The area is a hotbed of inventiveness, where more traditional content and industries are being taken on-line, he said, and where “small, agile and cool companies” are able to rapidly commercialise and make money from a project. Added to which, Hughes said, there are many parallels between the Japanese and UK markets, making Tech City an ideal place for testing new products and services.
Tech giant Google has clearly identified the potential of east London, he pointed out, since it is building a seven-storey incubation facility in the area to tap into the local talent base.
“Lots of companies that are in Tech City want to work with you”, he told the representatives of around 80 Japanese firms who were present. “They are also thinking globally and, for them, partnerships with firms from here may also mean opportunities in Japan and the Asian market for them.
“Tech City has been compared to Silicon Valley, but I think it is quite different”, Hughes said. “Silicon Valley has high-tech companies, butTech City is not just about the technology; it’s also about music, film, advertising, publishing and fashion that are all there in London, making it easy to forge working partnerships and develop content across platforms”.
It helps that Britain is, arguably, the most advanced nation in Europe in terms of technology acceptance, with average broadband access speed at 6.8Mbit/s, some 53% of adults having a social network presence and 35% of the population regularly using mobile systems to access the Internet. In addition, more than 35mn people subscribe to mobile systems for everything from games to learning, buying products and services, banking, social networking, music and plain old e-mails.

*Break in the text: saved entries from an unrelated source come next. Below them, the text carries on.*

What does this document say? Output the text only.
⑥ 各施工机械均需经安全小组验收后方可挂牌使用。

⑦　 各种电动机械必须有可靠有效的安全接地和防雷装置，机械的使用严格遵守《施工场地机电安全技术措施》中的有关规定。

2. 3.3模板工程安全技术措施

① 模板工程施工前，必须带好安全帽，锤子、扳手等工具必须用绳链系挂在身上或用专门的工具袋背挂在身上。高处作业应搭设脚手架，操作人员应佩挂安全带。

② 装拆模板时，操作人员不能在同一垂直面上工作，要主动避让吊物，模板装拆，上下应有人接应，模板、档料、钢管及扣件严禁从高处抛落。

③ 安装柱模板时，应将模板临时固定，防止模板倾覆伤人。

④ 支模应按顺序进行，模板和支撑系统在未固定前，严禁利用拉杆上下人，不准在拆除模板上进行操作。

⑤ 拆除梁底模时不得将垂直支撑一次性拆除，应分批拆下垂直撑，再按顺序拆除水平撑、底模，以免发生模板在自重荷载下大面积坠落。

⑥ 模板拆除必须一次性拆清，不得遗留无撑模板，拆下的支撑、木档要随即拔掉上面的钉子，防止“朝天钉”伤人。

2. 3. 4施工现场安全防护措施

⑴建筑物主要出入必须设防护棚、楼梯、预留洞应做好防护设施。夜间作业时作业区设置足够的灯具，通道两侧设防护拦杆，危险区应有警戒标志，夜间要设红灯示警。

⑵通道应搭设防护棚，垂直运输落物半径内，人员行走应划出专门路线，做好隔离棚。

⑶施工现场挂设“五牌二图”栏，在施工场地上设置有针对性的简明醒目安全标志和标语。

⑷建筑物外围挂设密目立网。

The delegates also heard from Makielab founder Jo Roach, who has been based in Tech City for three years. She has worked with a host of firms, including Channel 4 on an interactive website aimed at making teenagers feel more comfortable and confident in their daily lives. In essence, she said, the Super Me site “gamifies mental health”, and the outcome has been thousands of UK teens choosing to interact with a site that teaches them about mental health.
Julian Ehrhardt, director of business development at Ustwo™, provided an overview of his firm, which develops multiplatform mobile applications and applies user-experienced design to create its products. Clients have included Sony, Turner, H&M, the BBC, Credit Suisse and The North Face®.
“Tech City is a great place for anyone who is looking for strategic partners because they are there, they are eager to work with you and it’s on the doorstep of Europe”, he said.